After President Trump met with Zelensky at the White House, and talks with Putin are currently on hold, there are many unknowns about how the Ukraine War will end. Zelensky presses for U.S. Tomahawk Missiles while reports that Russia already lost 281,550 soldiers in the first eight months of this year, indicate Kyiv may have the advantage in a war of attrition, despite having less manpower. Lost in all these details is the resounding question of how Ukraine has persevered for almost four years. Having just returned home from a week as a citizen journalist in the company of Ukrainian soldiers, many not much older than me, I learned that Trump’s hand at the bargaining table is greatly bolstered by Ukrainian resilience and initiative. Their stubborn battlefield resistance could bring the Kremlin to the table and set the stage for President Trump to become the frontrunner for the 2026 Nobel Peace Prize.
Hold, Advance, or Retreat
I went to Ukraine as a witness, to listen, learn, and hear the stories of those on the front. Sitting across from me, a young helicopter pilot described the war from above. Flying an aging Soviet-era Mi-8, he found himself locked by a Russian missile hundreds of meters above the ground. With only seconds to act, he plunged the aircraft into a swamp, submerging the rotors in freezing water to throw off the missile. The gamble worked. The missile screamed overhead and exploded harmlessly in the distance. His crew, soaked and freezing, laughed uncontrollably at the fact that they were still alive.
His story became instantly familiar. Ukrainian orders are deceptively simple. Hold the line. Advance if you can. Retreat if you must. But the how is left to the soldiers themselves. Freedom to adapt and determination to survive has produced extraordinary stories — from Kyiv to Kharkiv to Kherson.
I listened as an officer of the Ukrainian Volunteer Army -- call sign “Thirteenth” -- described the first days after the February 24, 2022, invasion. His unit was tasked with stopping the Russian column from reaching Brovary, the gateway to Kyiv.

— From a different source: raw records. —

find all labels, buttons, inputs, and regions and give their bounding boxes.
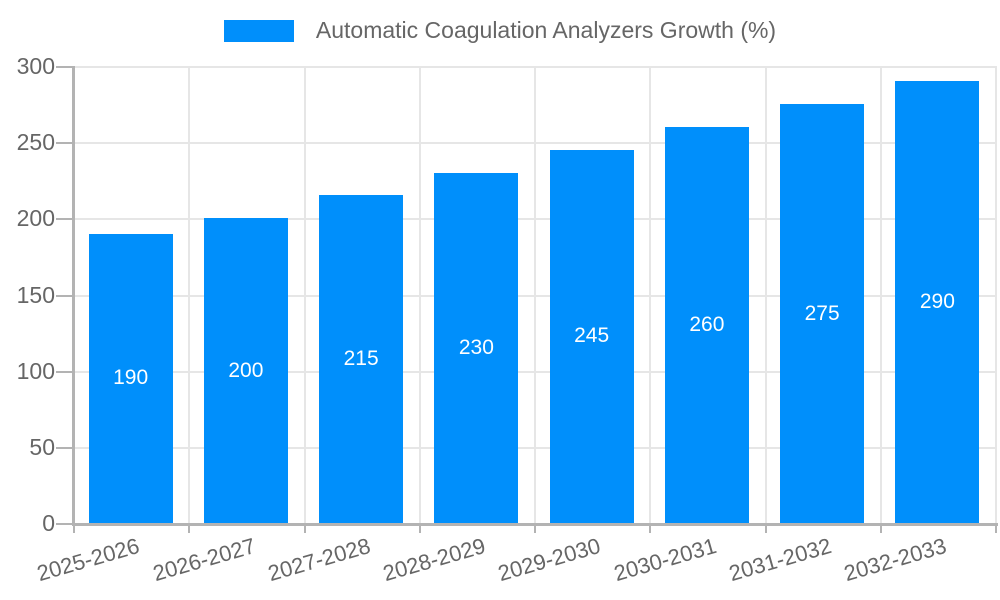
- x-axis-line: [72, 523, 998, 526]
- legend-label: Automatic Coagulation Analyzers Growth (…: [315, 17, 777, 43]
- x-axis-label: 2025-2026: [34, 533, 143, 587]
- y-axis-tick: [56, 66, 73, 68]
- legend[interactable]: Automatic Coagulation Analyzers Growth (…: [0, 17, 1000, 44]
- y-axis-label: 100: [16, 357, 55, 384]
- bar[interactable]: 260: [664, 126, 749, 523]
- y-axis-tick: [56, 370, 73, 373]
- x-gridline: [995, 66, 997, 523]
- x-axis-tick: [879, 523, 882, 533]
- x-axis-tick: [534, 523, 536, 533]
- legend-swatch-icon: [223, 19, 294, 42]
- x-axis-label: 2030-2031: [610, 533, 719, 587]
- x-gridline: [764, 66, 767, 523]
- x-gridline: [418, 66, 421, 523]
- y-axis-label: 300: [16, 53, 55, 79]
- x-gridline: [303, 66, 306, 523]
- x-axis-label: 2029-2030: [495, 533, 604, 587]
- bar-value-label: 275: [804, 301, 840, 325]
- y-axis-line: [72, 66, 75, 523]
- bar-value-label: 200: [228, 358, 264, 382]
- bar[interactable]: 190: [88, 233, 173, 523]
- bar-value-label: 215: [343, 347, 379, 371]
- bar[interactable]: 200: [203, 218, 288, 523]
- y-axis-tick: [56, 142, 73, 145]
- bar[interactable]: 275: [780, 104, 865, 523]
- x-axis-label: 2031-2032: [725, 533, 835, 587]
- y-axis-label: 50: [29, 433, 55, 460]
- bar-value-label: 190: [113, 366, 149, 390]
- y-axis-tick: [56, 218, 73, 221]
- y-axis-tick: [56, 523, 73, 525]
- x-axis-tick: [73, 523, 75, 533]
- y-axis-label: 0: [42, 510, 55, 536]
- bar-value-label: 230: [458, 335, 494, 359]
- x-axis-tick: [764, 523, 767, 533]
- x-gridline: [649, 66, 652, 523]
- x-gridline: [534, 66, 536, 523]
- x-axis-tick: [649, 523, 652, 533]
- x-axis-tick: [995, 523, 997, 533]
- x-gridline: [188, 66, 191, 523]
- bar[interactable]: 230: [434, 172, 519, 523]
- x-axis-label: 2026-2027: [149, 533, 258, 587]
- y-axis-label: 250: [16, 129, 55, 156]
- x-axis-label: 2027-2028: [264, 533, 374, 587]
- bar-value-label: 260: [689, 312, 725, 336]
- x-axis-tick: [418, 523, 421, 533]
- bar-value-label: 245: [574, 324, 610, 348]
- y-axis-tick: [56, 446, 73, 449]
- x-axis-tick: [303, 523, 306, 533]
- bar-value-label: 290: [919, 290, 955, 314]
- y-axis-tick: [56, 294, 73, 297]
- y-axis-label: 200: [16, 205, 55, 232]
- x-axis-label: 2028-2029: [380, 533, 489, 587]
- x-gridline: [879, 66, 882, 523]
- bar[interactable]: 215: [319, 195, 404, 523]
- bar[interactable]: 290: [895, 81, 980, 523]
- x-axis-tick: [188, 523, 191, 533]
- bar[interactable]: 245: [549, 149, 634, 523]
- y-axis-label: 150: [16, 281, 55, 308]
- x-axis-label: 2032-2033: [841, 533, 950, 587]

On paper, it was impossible: 360 armored vehicles and tanks against a handful of mortars and RPGs. The men dug into frozen soil and waited. Hours passed in silence until the column rumbled into view. They let the lead vehicles pass, then struck the middle and rear in groups of four. Within minutes, the Russians were trapped; because the tanks sat on high ground, their guns couldn’t angle low enough to return fire. By nightfall, the Russian advance was shattered; the city was safe.

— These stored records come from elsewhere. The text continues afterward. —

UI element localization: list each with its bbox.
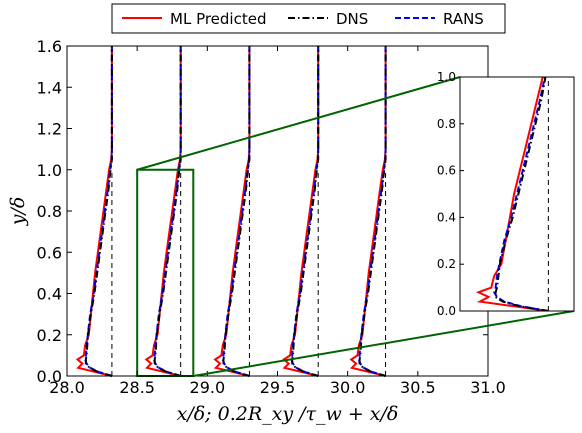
ml-predicted-profile-2: [213, 46, 251, 377]
inset-y-tick-label-4: 0.8: [437, 117, 456, 131]
dns-profile-0: [84, 46, 113, 377]
inset-dns-profile: [494, 77, 549, 311]
x-tick-label-2: 29.0: [190, 378, 226, 397]
rans-profile-0: [84, 46, 113, 377]
ml-predicted-profile-1: [144, 46, 182, 377]
zoom-connector-lines: [136, 76, 575, 377]
y-axis-label: y/δ: [7, 197, 29, 227]
inset-y-tick-label-2: 0.4: [437, 210, 456, 224]
rans-profile-4: [357, 46, 387, 377]
x-tick-label-1: 28.5: [119, 378, 155, 397]
inset-y-tick-label-3: 0.6: [437, 164, 456, 178]
main-frame: [66, 45, 489, 377]
x-axis-label: x/δ; 0.2R_xy /τ_w + x/δ: [177, 403, 399, 425]
y-tick-label-4: 0.8: [37, 202, 62, 221]
y-tick-label-1: 0.2: [37, 326, 62, 345]
y-tick-label-3: 0.6: [37, 243, 62, 262]
dns-profile-3: [291, 46, 320, 377]
legend-label-0: ML Predicted: [170, 10, 266, 28]
inset-content: [475, 77, 549, 311]
dns-profile-2: [222, 46, 251, 377]
inset-frame: [459, 76, 575, 312]
x-tick-label-5: 30.5: [400, 378, 436, 397]
inset-ml-predicted-profile: [475, 77, 549, 311]
y-tick-label-8: 1.6: [37, 37, 62, 56]
y-tick-label-5: 1.0: [37, 161, 62, 180]
inset-y-tick-label-0: 0.0: [437, 304, 456, 318]
inset-y-tick-label-5: 1.0: [437, 70, 456, 84]
y-tick-label-6: 1.2: [37, 120, 62, 139]
x-tick-label-0: 28.0: [49, 378, 85, 397]
zoom-connector-bottom: [193, 310, 575, 377]
x-tick-label-6: 31.0: [470, 378, 506, 397]
legend-label-2: RANS: [443, 10, 484, 28]
ml-predicted-profile-3: [282, 46, 320, 377]
ml-predicted-profile-4: [349, 46, 387, 377]
y-tick-label-7: 1.4: [37, 78, 62, 97]
y-tick-label-0: 0.0: [37, 367, 62, 386]
ml-predicted-profile-0: [75, 46, 113, 377]
rans-profile-1: [152, 46, 182, 377]
y-tick-label-2: 0.4: [37, 285, 62, 304]
inset-background: [460, 77, 574, 311]
rans-profile-3: [290, 46, 320, 377]
dns-profile-4: [358, 46, 387, 377]
inset-y-tick-label-1: 0.2: [437, 257, 456, 271]
dns-profile-1: [153, 46, 182, 377]
legend-label-1: DNS: [336, 10, 368, 28]
x-tick-label-3: 29.5: [260, 378, 296, 397]
inset-axes: 0.0 0.2 0.4 0.6 0.8 1.0: [437, 70, 575, 318]
main-axes: 28.0 28.5 29.0 29.5 30.0 30.5 31.0 0.0 0.2 0.4 0.6…: [7, 37, 506, 425]
x-tick-label-4: 30.0: [330, 378, 366, 397]
rans-profile-2: [221, 46, 251, 377]
zoom-connector-top: [136, 76, 461, 171]
legend: ML Predicted DNS RANS: [111, 3, 506, 34]
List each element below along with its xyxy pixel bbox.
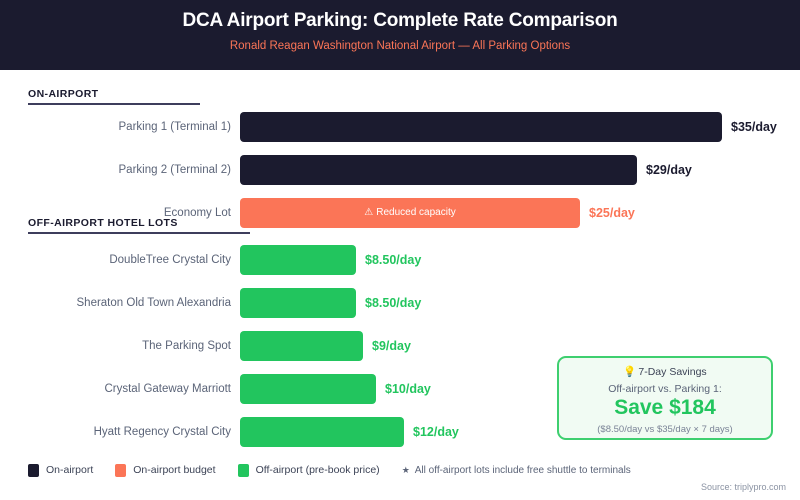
legend-item[interactable]: Off-airport (pre-book price) (237, 463, 380, 477)
bar-off-airport[interactable] (240, 288, 356, 318)
callout-calculation-note: ($8.50/day vs $35/day × 7 days) (597, 424, 733, 435)
bar-row: Hyatt Regency Crystal City $12/day (0, 417, 800, 447)
bar-value-label: $8.50/day (365, 296, 422, 310)
section-header-on-airport: ON-AIRPORT (28, 88, 200, 105)
legend-item-label: Off-airport (pre-book price) (255, 464, 380, 476)
bar-row-label: Economy Lot (163, 207, 231, 219)
bar-on-airport[interactable] (240, 112, 722, 142)
callout-savings-amount: Save $184 (614, 396, 716, 419)
bar-row-label: The Parking Spot (142, 340, 231, 352)
bar-on-airport[interactable] (240, 155, 637, 185)
legend-swatch (28, 463, 39, 477)
bar-row: Economy Lot ⚠ Reduced capacity $25/day (0, 198, 800, 228)
legend-item[interactable]: On-airport budget (115, 463, 216, 477)
bar-value-label: $29/day (646, 163, 692, 177)
bar-value-label: $12/day (413, 425, 459, 439)
bar-value-label: $10/day (385, 382, 431, 396)
lightbulb-icon: 💡 (623, 366, 637, 378)
bar-row-label: Sheraton Old Town Alexandria (76, 297, 232, 309)
legend-footnote: ★ All off-airport lots include free shut… (402, 465, 631, 476)
bar-off-airport[interactable] (240, 245, 356, 275)
legend-swatch (237, 463, 249, 477)
legend-item-label: On-airport (46, 464, 94, 476)
bar-row-label: Parking 2 (Terminal 2) (118, 164, 231, 176)
bar-on-airport-budget[interactable]: ⚠ Reduced capacity (240, 198, 580, 228)
bar-row-label: Parking 1 (Terminal 1) (118, 121, 231, 133)
bar-value-label: $9/day (372, 339, 411, 353)
source-attribution: Source: triplypro.com (700, 482, 786, 492)
legend-item-label: On-airport budget (133, 464, 216, 476)
legend-footnote-text: All off-airport lots include free shuttl… (414, 464, 631, 476)
star-icon: ★ (401, 464, 410, 475)
bar-off-airport[interactable] (240, 417, 404, 447)
bar-row: Sheraton Old Town Alexandria $8.50/day (0, 288, 800, 318)
bar-row: Crystal Gateway Marriott $10/day (0, 374, 800, 404)
bar-value-label: $35/day (731, 120, 777, 134)
bar-off-airport[interactable] (240, 374, 376, 404)
chart-plot-area: ON-AIRPORT OFF-AIRPORT HOTEL LOTS Parkin… (0, 70, 800, 455)
page-subtitle: Ronald Reagan Washington National Airpor… (229, 40, 571, 52)
bar-row-label: Hyatt Regency Crystal City (93, 426, 231, 438)
bar-row: DoubleTree Crystal City $8.50/day (0, 245, 800, 275)
legend-swatch (115, 463, 127, 477)
bar-row: Parking 1 (Terminal 1) $35/day (0, 112, 800, 142)
bar-value-label: $25/day (589, 206, 635, 220)
section-header-off-airport: OFF-AIRPORT HOTEL LOTS (28, 217, 250, 234)
bar-row: The Parking Spot $9/day (0, 331, 800, 361)
legend-items: On-airport On-airport budget Off-airport (… (28, 463, 402, 477)
chart-legend: On-airport On-airport budget Off-airport (… (28, 462, 631, 478)
bar-row: Parking 2 (Terminal 2) $29/day (0, 155, 800, 185)
chart-header-banner: DCA Airport Parking: Complete Rate Compa… (0, 0, 800, 70)
bar-row-label: Crystal Gateway Marriott (104, 383, 231, 395)
bar-row-label: DoubleTree Crystal City (109, 254, 231, 266)
bar-value-label: $8.50/day (365, 253, 422, 267)
legend-item[interactable]: On-airport (28, 463, 94, 477)
callout-title-line: 💡 7-Day Savings (559, 365, 771, 378)
page-title: DCA Airport Parking: Complete Rate Compa… (182, 10, 618, 31)
bar-inner-note: ⚠ Reduced capacity (240, 198, 580, 228)
savings-callout: 💡 7-Day Savings Off-airport vs. Parking 1… (557, 356, 773, 440)
bar-off-airport[interactable] (240, 331, 363, 361)
callout-subtitle: Off-airport vs. Parking 1: (608, 383, 722, 395)
warning-icon: ⚠ (364, 207, 374, 218)
callout-title-text: 7-Day Savings (638, 366, 707, 378)
bar-inner-note-text: Reduced capacity (376, 207, 456, 218)
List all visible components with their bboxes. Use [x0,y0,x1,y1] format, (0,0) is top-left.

It was a crystal-clear lesson in initiative: higher command ordered them to hold the line, but survival depended entirely on how they responded to the moment.

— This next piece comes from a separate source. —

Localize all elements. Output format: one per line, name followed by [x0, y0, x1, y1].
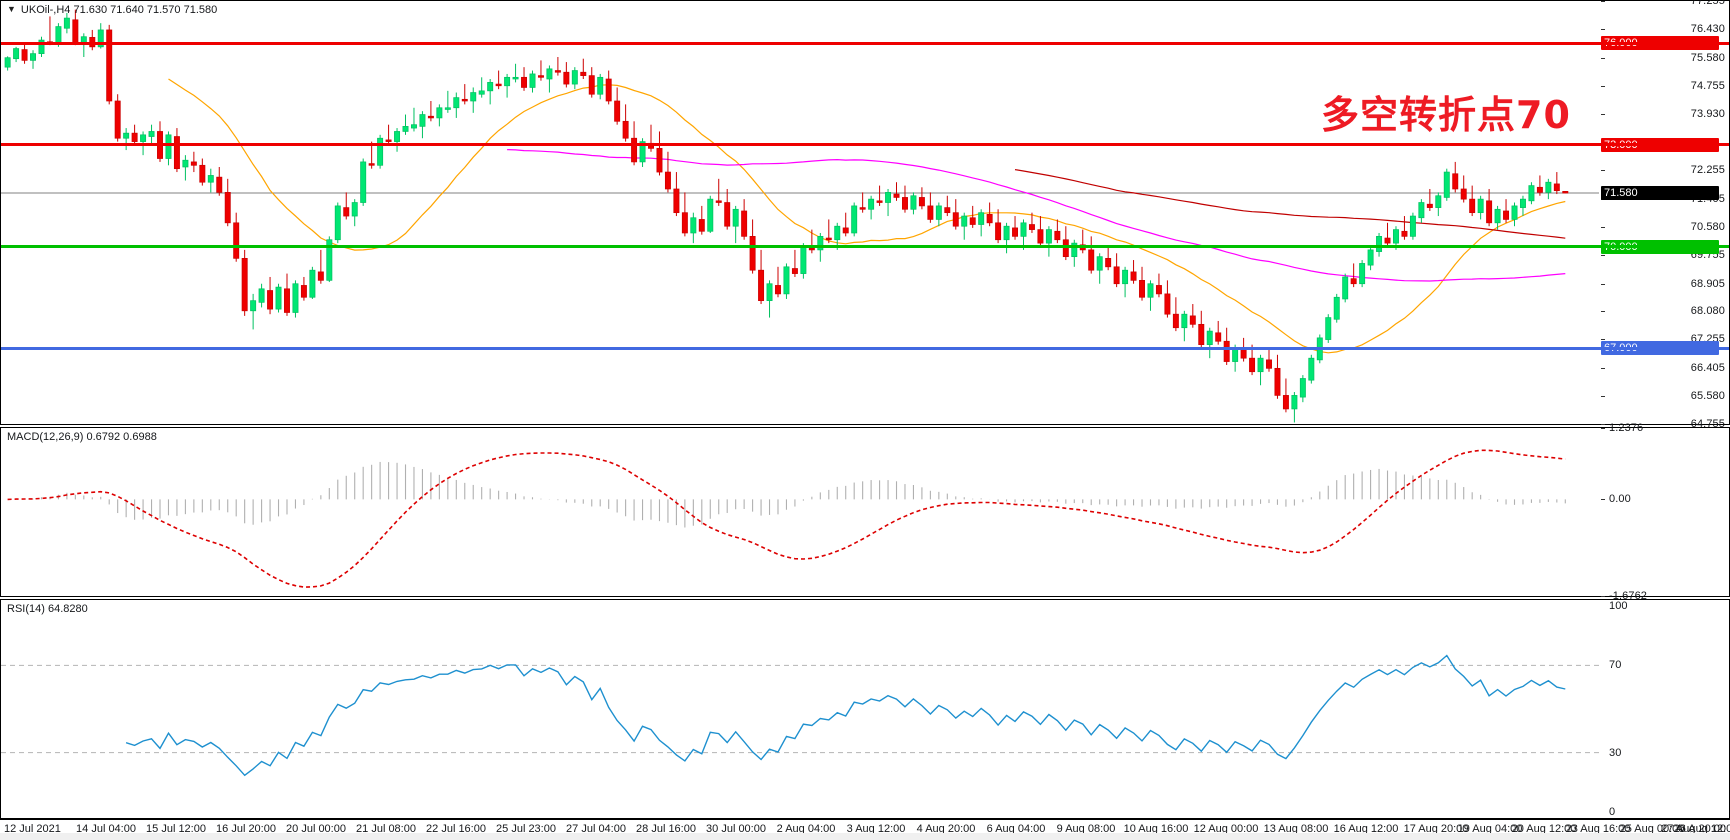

Another commander described a darker stand in the Donbas region. The 24th Brigade was ordered to retreat. He alone decided to lead his 100 soldiers into Russian fire to protect their brothers in arms’ retreat. Outnumbered and undersupplied, they refused to abandon the line, knowing that if they broke, the Russians would pour through. The line was pushed back and the Russians advanced a bit, but the company held the line and made sure not a single member of the 24th Brigade lost their life amid their retreat.
David Against Goliath
Even in a war that has birthed the most extensive use of high-tech drones, initiative not just armaments is consistently the difference between annihilation and survival. Freedom to adapt makes Ukrainian units so strong. Drones rewrite the nature of war, but nothing without the sheer will of ordinary people to resist.
Bravery comes at a cost. Soldiers admitted that nothing could have prepared them for the first time they saw a comrade killed. They keep going to ensure that Russia never gets to steal their future.
What I absorbed from Marines, artillery officers, pilots, special forces, and volunteers, seared in me their commitment to a fight neither abstract nor distant, lived minute to minute, measured in blood, grief, and pride. President Trump takes risks for peace. Anyone who has seen up close what I witnessed in Ukraine knows his diplomatic hand is strengthened by the record of Ukrainians who sacrifice for a cause bigger than themselves and have proven to be a David whom Goliath can’t finish off on the battlefield. That’s one reason why the path to the Nobel Prize ceremony in Oslo may well run through Kyiv.
Ahvish Roy is an independent journalist who visited the Kyiv and Zhytomyr regions of Ukraine.